Extra! Extra! Read all about it! Clickbait is not a new concept — you might even call it old news. It has existed since newsboys hit the streets in the 1800s with sensationalized headlines during the infamous newspaper wars between publishers William Randolph Hearst and Joseph Pulitzer II. Clickbait is essentially this same type of “yellow journalism” updated for the new millennium, luring readers to click on incredible headlines that lead to underwhelming content.

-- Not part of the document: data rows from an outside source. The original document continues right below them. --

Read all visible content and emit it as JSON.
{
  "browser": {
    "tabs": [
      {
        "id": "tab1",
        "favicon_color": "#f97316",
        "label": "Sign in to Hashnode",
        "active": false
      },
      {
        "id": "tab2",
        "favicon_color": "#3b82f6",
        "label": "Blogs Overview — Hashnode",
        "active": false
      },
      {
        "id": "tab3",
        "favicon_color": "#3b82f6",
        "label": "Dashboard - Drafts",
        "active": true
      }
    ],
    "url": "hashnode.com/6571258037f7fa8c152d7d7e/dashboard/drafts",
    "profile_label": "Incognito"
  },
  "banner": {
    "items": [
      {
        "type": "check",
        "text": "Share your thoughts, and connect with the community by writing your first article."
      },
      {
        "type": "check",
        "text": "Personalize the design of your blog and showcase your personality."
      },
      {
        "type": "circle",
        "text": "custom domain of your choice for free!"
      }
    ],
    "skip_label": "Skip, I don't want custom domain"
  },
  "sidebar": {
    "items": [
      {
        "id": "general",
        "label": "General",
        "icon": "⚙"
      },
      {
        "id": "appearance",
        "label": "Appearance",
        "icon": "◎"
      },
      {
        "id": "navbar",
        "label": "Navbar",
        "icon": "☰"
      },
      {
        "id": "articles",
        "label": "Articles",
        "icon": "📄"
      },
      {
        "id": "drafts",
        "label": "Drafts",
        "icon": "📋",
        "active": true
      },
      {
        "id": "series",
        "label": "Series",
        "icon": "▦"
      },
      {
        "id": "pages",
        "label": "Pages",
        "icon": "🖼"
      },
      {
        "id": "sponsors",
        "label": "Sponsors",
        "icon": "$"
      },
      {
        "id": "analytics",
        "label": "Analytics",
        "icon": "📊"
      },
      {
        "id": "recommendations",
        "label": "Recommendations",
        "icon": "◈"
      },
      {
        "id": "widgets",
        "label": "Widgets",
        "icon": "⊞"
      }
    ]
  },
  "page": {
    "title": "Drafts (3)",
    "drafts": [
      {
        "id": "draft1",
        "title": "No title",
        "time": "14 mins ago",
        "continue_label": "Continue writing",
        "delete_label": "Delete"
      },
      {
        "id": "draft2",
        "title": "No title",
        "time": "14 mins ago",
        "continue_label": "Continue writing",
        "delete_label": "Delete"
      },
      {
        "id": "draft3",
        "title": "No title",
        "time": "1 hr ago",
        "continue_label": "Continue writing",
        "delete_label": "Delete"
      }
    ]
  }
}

“Clickbait is the fast food of marketing,” says Mia Lopez, marketing director of Uptown Studios in Sacramento. “It’s cheap and easy.” Using clickbait is satisfying — but not really nourishing — a brand’s marketing goals, by prioritizing quantity of clicks over the quality of information. What isn’t reflected in impressive web traffic numbers is the end user’s disappointment when content doesn’t match the headline, which can fracture trust between the consumer and your brand.

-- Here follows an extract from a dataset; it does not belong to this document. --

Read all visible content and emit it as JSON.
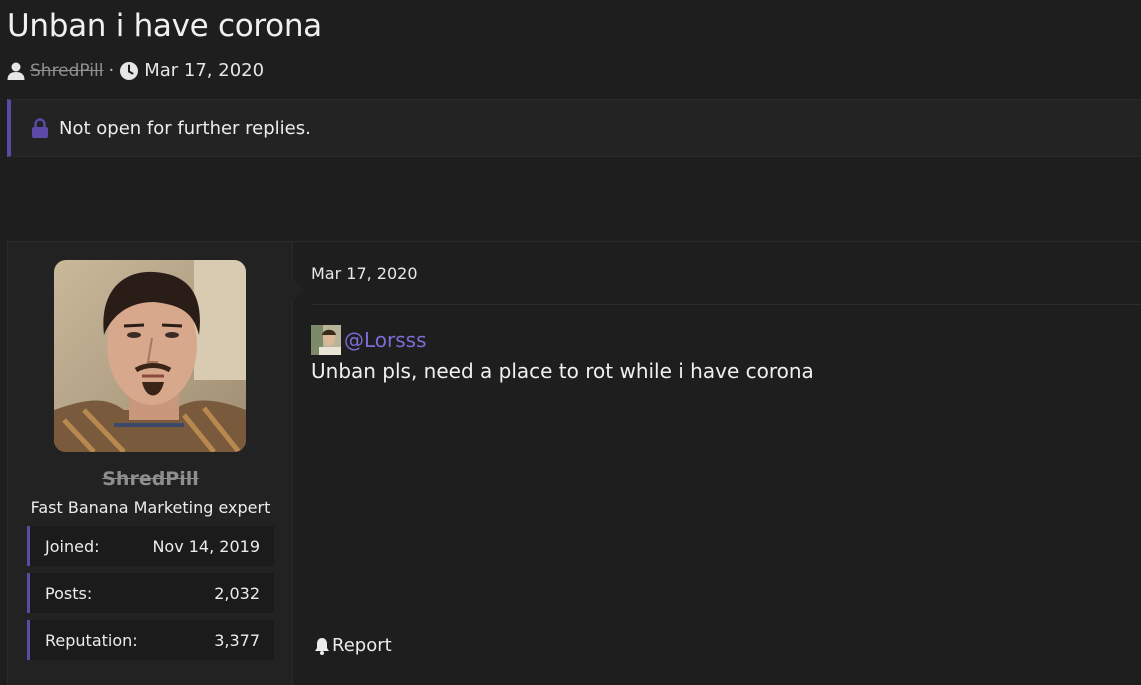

Lopez believes that the tactic’s popularity is fading. At Uptown, Lopez says the term mostly comes up when educating clients about what not to do to drive web traffic. “Old terms stick around, and people in business may not have gotten the memo that it’s not the practice anymore,” she says.
At its core, the strategy behind clickbait is to create compelling headlines which drive a digital audience to a destination — not necessarily a bad thing. The differentiation lies in the quality of the content they are taken to: Higher quality results in more credibility.
“This kind of content, if executed authentically and with some thought and purpose behind it, is able to provide valuable information to your audience,” Lopez says. Brands should strive to produce content which is both compelling and beneficial.
So what are the best practices with clickbait? “Don’t be cheap and easy,” Lopez says. It takes a lot to stand out from the pack in the crowded digital world, and catchy headlines are essential. Just make sure you’re delivering.